Granddad sticks with the classic: Caesar. Aunt Kathy, feeling clever: Saladin. Uncle Bill, after some lengthy, awkward qualifying preamble: Robert E. Lee. Your 7-year-old little brother Tyson, shouting from the kids’ table with some pretty solid name-based logic: Alexander the Great.
Soon battles are reenacted in mashed potato fields — gravy for rivers, rice for infantry, peas for cannons and, a bit unnecessarily, cranberry sauce for blood. Then the actual food fights start over how much the rain impacted the outcome of the Battle of Agincourt in 1415. Every. Time.
But this year could be different, because one data analyst spent way too much time actually figuring out who was the greatest general of all time, using math.
Spoiler alert: The correct answer is Napoleon.
In a post on Medium, data analyst Ethan Arsht says he conducted an experiment to rate that tactical aptitude of thousands of generals throughout history using a mathematical process based on sabermetrics, the statistics-driven baseball team optimization system popularized in the book Moneyball. When it came to baseball, the calculations were used in an attempt to scientifically determine a particular baseball player’s value to the team. Arsht turned the numbers on some of the best-known historical wartime figures.
First, a few caveats: Arsht told RealClearLife he simply scraped a Wikipedia page of chronological battles for his baseline dataset – and this data can be imperfect or inconsistent even within the Wikipedia universe. (Alexander the Great, for instance, was commander in nine battles on the list, but a page for him lists more than 20 if you count “sieges” and other variations on conflict. Genghis Khan is not included at all.) Also, the project looked battle-by-battle to determine the best tactician, not at overall strategic prowess, which is arguably more important to the eventual outcomes of campaigns. Finally, while Arsht does take in account troop levels and differentiates between the strength of units like cavalry or cannons, the calculations do not include other battlefield factors like terrain or, presumably, how crazy George Patton was.

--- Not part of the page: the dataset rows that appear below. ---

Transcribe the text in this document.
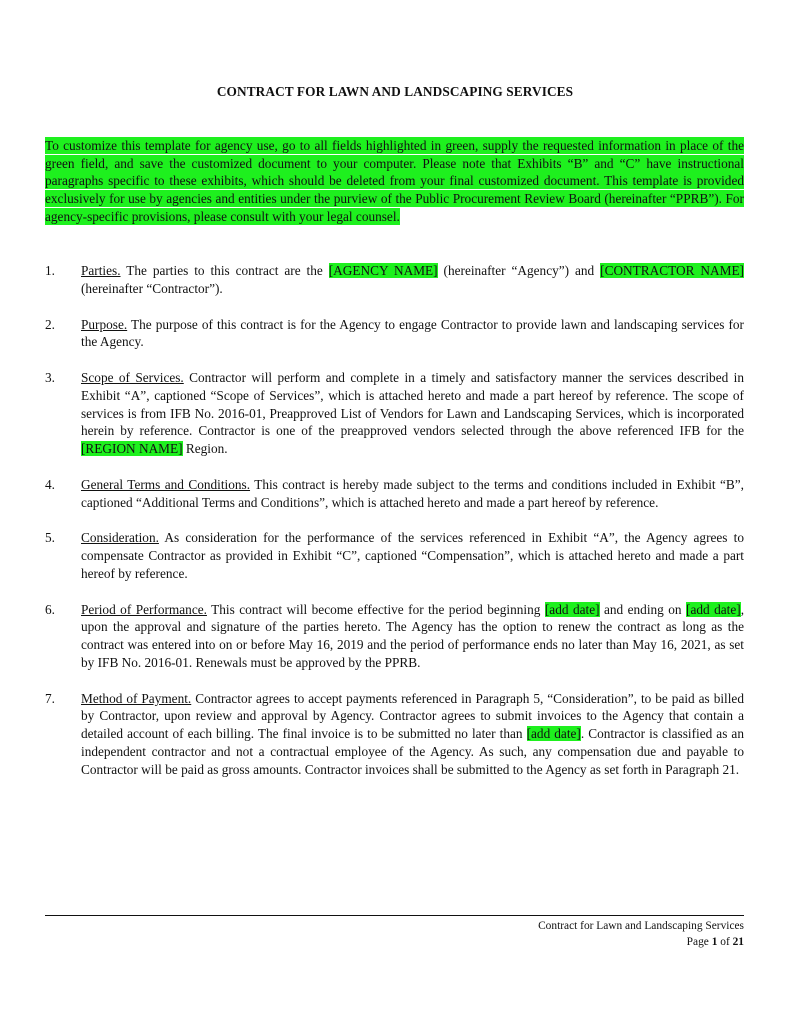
CONTRACT FOR LAWN AND LANDSCAPING SERVICES
To customize this template for agency use, go to all fields highlighted in green, supply the requested information in place of the green field, and save the customized document to your computer. Please note that Exhibits “B” and “C” have instructional paragraphs specific to these exhibits, which should be deleted from your final customized document. This template is provided exclusively for use by agencies and entities under the purview of the Public Procurement Review Board (hereinafter “PPRB”). For agency-specific provisions, please consult with your legal counsel.
1. Parties. The parties to this contract are the [AGENCY NAME] (hereinafter “Agency”) and [CONTRACTOR NAME] (hereinafter “Contractor”).
2. Purpose. The purpose of this contract is for the Agency to engage Contractor to provide lawn and landscaping services for the Agency.
3. Scope of Services. Contractor will perform and complete in a timely and satisfactory manner the services described in Exhibit “A”, captioned “Scope of Services”, which is attached hereto and made a part hereof by reference. The scope of services is from IFB No. 2016-01, Preapproved List of Vendors for Lawn and Landscaping Services, which is incorporated herein by reference. Contractor is one of the preapproved vendors selected through the above referenced IFB for the [REGION NAME] Region.
4. General Terms and Conditions. This contract is hereby made subject to the terms and conditions included in Exhibit “B”, captioned “Additional Terms and Conditions”, which is attached hereto and made a part hereof by reference.
5. Consideration. As consideration for the performance of the services referenced in Exhibit “A”, the Agency agrees to compensate Contractor as provided in Exhibit “C”, captioned “Compensation”, which is attached hereto and made a part hereof by reference.
6. Period of Performance. This contract will become effective for the period beginning [add date] and ending on [add date], upon the approval and signature of the parties hereto. The Agency has the option to renew the contract as long as the contract was entered into on or before May 16, 2019 and the period of performance ends no later than May 16, 2021, as set by IFB No. 2016-01. Renewals must be approved by the PPRB.
7. Method of Payment. Contractor agrees to accept payments referenced in Paragraph 5, “Consideration”, to be paid as billed by Contractor, upon review and approval by Agency. Contractor agrees to submit invoices to the Agency that contain a detailed account of each billing. The final invoice is to be submitted no later than [add date]. Contractor is classified as an independent contractor and not a contractual employee of the Agency. As such, any compensation due and payable to Contractor will be paid as gross amounts. Contractor invoices shall be submitted to the Agency as set forth in Paragraph 21.
Contract for Lawn and Landscaping Services
Page 1 of 21
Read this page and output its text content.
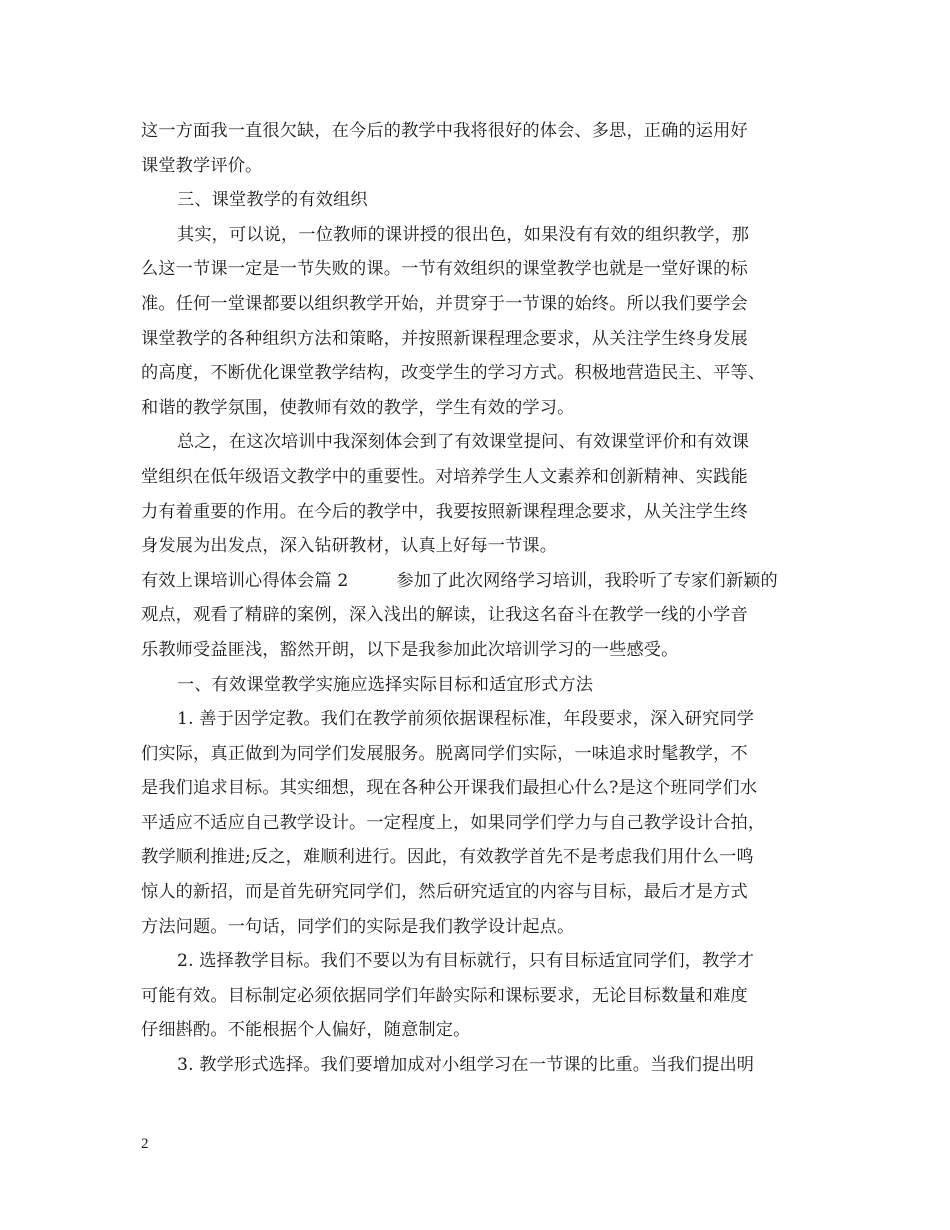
这一方面我一直很欠缺，在今后的教学中我将很好的体会、多思，正确的运用好
课堂教学评价。
三、课堂教学的有效组织
其实，可以说，一位教师的课讲授的很出色，如果没有有效的组织教学，那
么这一节课一定是一节失败的课。一节有效组织的课堂教学也就是一堂好课的标
准。任何一堂课都要以组织教学开始，并贯穿于一节课的始终。所以我们要学会
课堂教学的各种组织方法和策略，并按照新课程理念要求，从关注学生终身发展
的高度，不断优化课堂教学结构，改变学生的学习方式。积极地营造民主、平等、
和谐的教学氛围，使教师有效的教学，学生有效的学习。
总之，在这次培训中我深刻体会到了有效课堂提问、有效课堂评价和有效课
堂组织在低年级语文教学中的重要性。对培养学生人文素养和创新精神、实践能
力有着重要的作用。在今后的教学中，我要按照新课程理念要求，从关注学生终
身发展为出发点，深入钻研教材，认真上好每一节课。
有效上课培训心得体会篇 2	参加了此次网络学习培训，我聆听了专家们新颖的
观点，观看了精辟的案例，深入浅出的解读，让我这名奋斗在教学一线的小学音
乐教师受益匪浅，豁然开朗，以下是我参加此次培训学习的一些感受。
一、有效课堂教学实施应选择实际目标和适宜形式方法
1. 善于因学定教。我们在教学前须依据课程标准，年段要求，深入研究同学
们实际，真正做到为同学们发展服务。脱离同学们实际，一味追求时髦教学，不
是我们追求目标。其实细想，现在各种公开课我们最担心什么?是这个班同学们水
平适应不适应自己教学设计。一定程度上，如果同学们学力与自己教学设计合拍，
教学顺利推进;反之，难顺利进行。因此，有效教学首先不是考虑我们用什么一鸣
惊人的新招，而是首先研究同学们，然后研究适宜的内容与目标，最后才是方式
方法问题。一句话，同学们的实际是我们教学设计起点。
2. 选择教学目标。我们不要以为有目标就行，只有目标适宜同学们，教学才
可能有效。目标制定必须依据同学们年龄实际和课标要求，无论目标数量和难度
仔细斟酌。不能根据个人偏好，随意制定。
3. 教学形式选择。我们要增加成对小组学习在一节课的比重。当我们提出明
2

Arsht said the experiment was not meant as a serious scholarly contribution, but a fun side project to sharpen his coding skills.
Agreed. So, with all that in mind, what did he find?
According to his weighted analysis, Napoleon was by far an outlier when compared to all the other generals. The underlying data Arsht used said Napoleon won 38 out of 43, and was often at a disadvantage, including during all of his loses. Caesar was the next best, and everyone else fell back from those two.
Alexander the Great was undefeated in the nine-battle dataset, but his victories carried less overall weight because there were relatively so few of them.
Arsht noted that many modern commanders, like Norman Schwarzkopf, seemed to lose prestige as they went through the mathematical meat grinder, possibly because turnover would’ve prevented them from overseeing as many battles as some of their historical predecessors.
Robert E. Lee, in particular, fared poorly — sorry, Uncle Bill — with the model showing he may have been a below average tactician when compared to a random average commander. (Don’t get mad at the math.)
So there you go. Napoleon. That should settle the debate, right?